La nuit était si noire, qu’il aurait été impossible au roi de s’apercevoir de la tromperie qu’on lui faisait, de sorte qu’il s’approcha de la fenêtre avec des transports de joie inexprimables : il dit à Truitonne tout ce qu’il aurait dit à Florine, pour la persuader de sa passion. Truitonne, profitant de la conjoncture, lui dit qu’elle se trouvait la plus malheureuse personne du monde d’avoir une belle-mère si cruelle, et qu’elle aurait toujours à souffrir jusqu’à ce que sa fille fût mariée.

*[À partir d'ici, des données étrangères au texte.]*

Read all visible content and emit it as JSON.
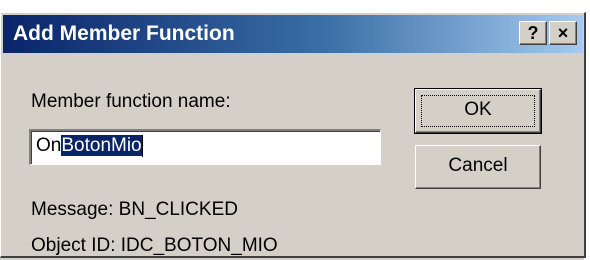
{
  "window": {
    "title": "Add Member Function",
    "help_label": "?",
    "close_label": "×"
  },
  "form": {
    "name_label": "Member function name:",
    "name_value_unselected": "On",
    "name_value_selected": "BotonMio"
  },
  "buttons": {
    "ok_label": "OK",
    "cancel_label": "Cancel"
  },
  "info": {
    "message": "Message: BN_CLICKED",
    "object_id": "Object ID: IDC_BOTON_MIO"
  },
  "colors": {
    "titlebar_start": "#0a246a",
    "titlebar_end": "#a6caf0",
    "selection": "#0a246a",
    "face": "#d4d0c8"
  }
}
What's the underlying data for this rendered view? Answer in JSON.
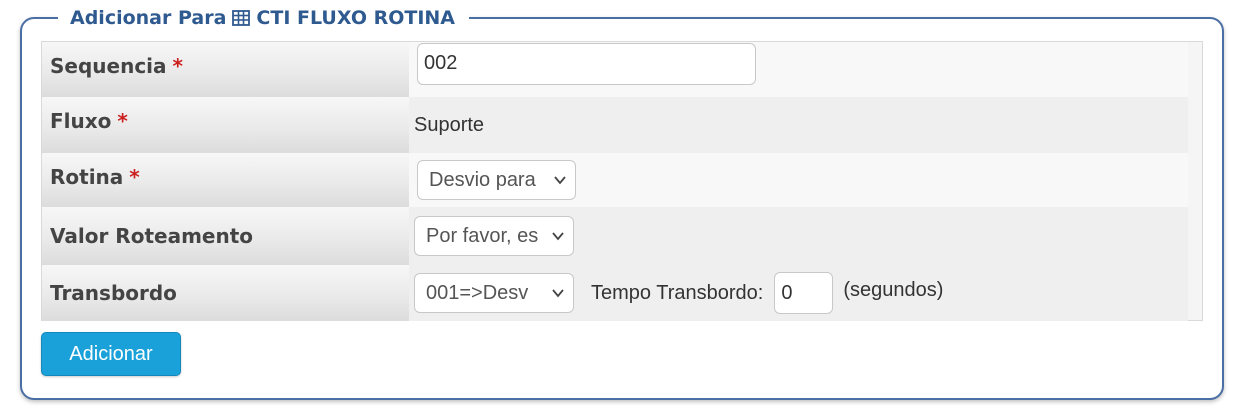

Le roi l’assura que si elle le voulait pour son époux, il serait ravi de partager avec elle sa couronne et son cœur. Là-dessus il tira sa bague de son doigt, et la mettant à celui de Truitonne, il ajouta que c’était un gage éternel de sa foi, et qu’elle n’avait qu’à prendre l’heure pour partir en diligence.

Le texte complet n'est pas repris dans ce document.